Although such a system has not been tried by a BGM company, this automatic reorder system has been widely adopted in the insulin pump market and has worked quite well. As we have noted on several occasions over 70% of Medtronic (NYSE:MDT) insulin pump patients are set up for automatic reorder which not only serves as an annuity for Medtronic but also more closely binds the patient to the Medtronic insulin pump.  Simply put an automatic or simplified refill process gives the patient one more thing to think about before changing systems. All things being equal, although they rarely are, why would anyone switch systems when the meter company is making their already overburdened lives a little easier?

Here too the strategy is not without risk and not every major BGM company can afford such a move. However, it does solve some key issues facing the majors.

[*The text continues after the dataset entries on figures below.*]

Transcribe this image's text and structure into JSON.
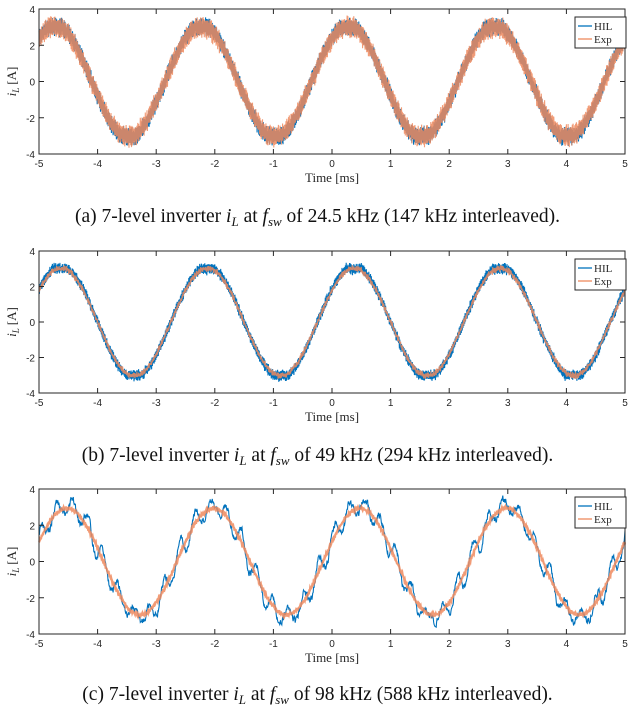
{
  "colors": {
    "hil": "#0072BD",
    "exp": "#EE8A5E",
    "axes": "#262626"
  },
  "chart_data": [
    {
      "type": "line",
      "panel": "a",
      "xlabel": "Time [ms]",
      "ylabel": "i_L [A]",
      "ylabel_main": "i",
      "ylabel_sub": "L",
      "ylabel_unit": "[A]",
      "xlim": [
        -5,
        5
      ],
      "ylim": [
        -4,
        4
      ],
      "xticks": [
        "-5",
        "-4",
        "-3",
        "-2",
        "-1",
        "0",
        "1",
        "2",
        "3",
        "4",
        "5"
      ],
      "yticks": [
        "-4",
        "-2",
        "0",
        "2",
        "4"
      ],
      "legend": [
        "HIL",
        "Exp"
      ],
      "legend_position": "top-right",
      "grid": false,
      "series": [
        {
          "name": "HIL",
          "amplitude": 3.0,
          "frequency_hz": 400,
          "phase_ms": -0.35,
          "ripple_A": 0.5,
          "ripple_khz": 147
        },
        {
          "name": "Exp",
          "amplitude": 2.9,
          "frequency_hz": 400,
          "phase_ms": -0.35,
          "ripple_A": 0.6,
          "ripple_khz": 147
        }
      ],
      "caption": {
        "prefix": "(a) 7-level inverter ",
        "var": "i",
        "var_sub": "L",
        "mid": " at ",
        "f": "f",
        "f_sub": "sw",
        "suffix": " of 24.5 kHz (147 kHz interleaved)."
      }
    },
    {
      "type": "line",
      "panel": "b",
      "xlabel": "Time [ms]",
      "ylabel": "i_L [A]",
      "ylabel_main": "i",
      "ylabel_sub": "L",
      "ylabel_unit": "[A]",
      "xlim": [
        -5,
        5
      ],
      "ylim": [
        -4,
        4
      ],
      "xticks": [
        "-5",
        "-4",
        "-3",
        "-2",
        "-1",
        "0",
        "1",
        "2",
        "3",
        "4",
        "5"
      ],
      "yticks": [
        "-4",
        "-2",
        "0",
        "2",
        "4"
      ],
      "legend": [
        "HIL",
        "Exp"
      ],
      "legend_position": "top-right",
      "grid": false,
      "series": [
        {
          "name": "HIL",
          "amplitude": 3.0,
          "frequency_hz": 400,
          "phase_ms": -0.25,
          "ripple_A": 0.3,
          "ripple_khz": 294
        },
        {
          "name": "Exp",
          "amplitude": 2.9,
          "frequency_hz": 400,
          "phase_ms": -0.25,
          "ripple_A": 0.15,
          "ripple_khz": 294
        }
      ],
      "caption": {
        "prefix": "(b) 7-level inverter ",
        "var": "i",
        "var_sub": "L",
        "mid": " at ",
        "f": "f",
        "f_sub": "sw",
        "suffix": " of 49 kHz (294 kHz interleaved)."
      }
    },
    {
      "type": "line",
      "panel": "c",
      "xlabel": "Time [ms]",
      "ylabel": "i_L [A]",
      "ylabel_main": "i",
      "ylabel_sub": "L",
      "ylabel_unit": "[A]",
      "xlim": [
        -5,
        5
      ],
      "ylim": [
        -4,
        4
      ],
      "xticks": [
        "-5",
        "-4",
        "-3",
        "-2",
        "-1",
        "0",
        "1",
        "2",
        "3",
        "4",
        "5"
      ],
      "yticks": [
        "-4",
        "-2",
        "0",
        "2",
        "4"
      ],
      "legend": [
        "HIL",
        "Exp"
      ],
      "legend_position": "top-right",
      "grid": false,
      "series": [
        {
          "name": "HIL",
          "amplitude": 2.9,
          "frequency_hz": 400,
          "phase_ms": -0.15,
          "ripple_A": 0.55,
          "ripple_khz": 4
        },
        {
          "name": "Exp",
          "amplitude": 2.8,
          "frequency_hz": 400,
          "phase_ms": -0.15,
          "ripple_A": 0.05,
          "ripple_khz": 588
        }
      ],
      "caption": {
        "prefix": "(c) 7-level inverter ",
        "var": "i",
        "var_sub": "L",
        "mid": " at ",
        "f": "f",
        "f_sub": "sw",
        "suffix": " of 98 kHz (588 kHz interleaved)."
      }
    }
  ]
}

Another possibility along the acquisition route would be not to acquire a major player but go the opposite direction and acquire a low cost provider.  The philosophy here would be to market a cross section of systems, each targeted at a different reimbursement model.  Under this scenario a Medicare patient would receive a no-thrills low cost system, while non-Medicare patients would receive a system that fits within the reimbursement framework of their insurance provider.

Of course the easiest action is no action at all. The majors could well decide that there really isn’t much they can do given the likely scenario that prices will continue to erode and usage will continue to decline.  Frankly it’s difficult to blame any of the majors if the go this route as looking at the numbers it’s easy to argue that any acquisition related strategy could well be throwing good money into a bad market. Which really brings us back to where we started and the reason Bayer wanted to sell their unit in the first place; sometimes it’s better to get out while it’s still possible to get out and before conditions get so bad that a sale is impossible.

So what happens now? As per usual in the wacky world of diabetes no one knows for sure and whatever happens it likely won’t make much sense when it does happen. As history has shown in the wacky world of diabetes anything can and usual does happen no matter how wacky it is.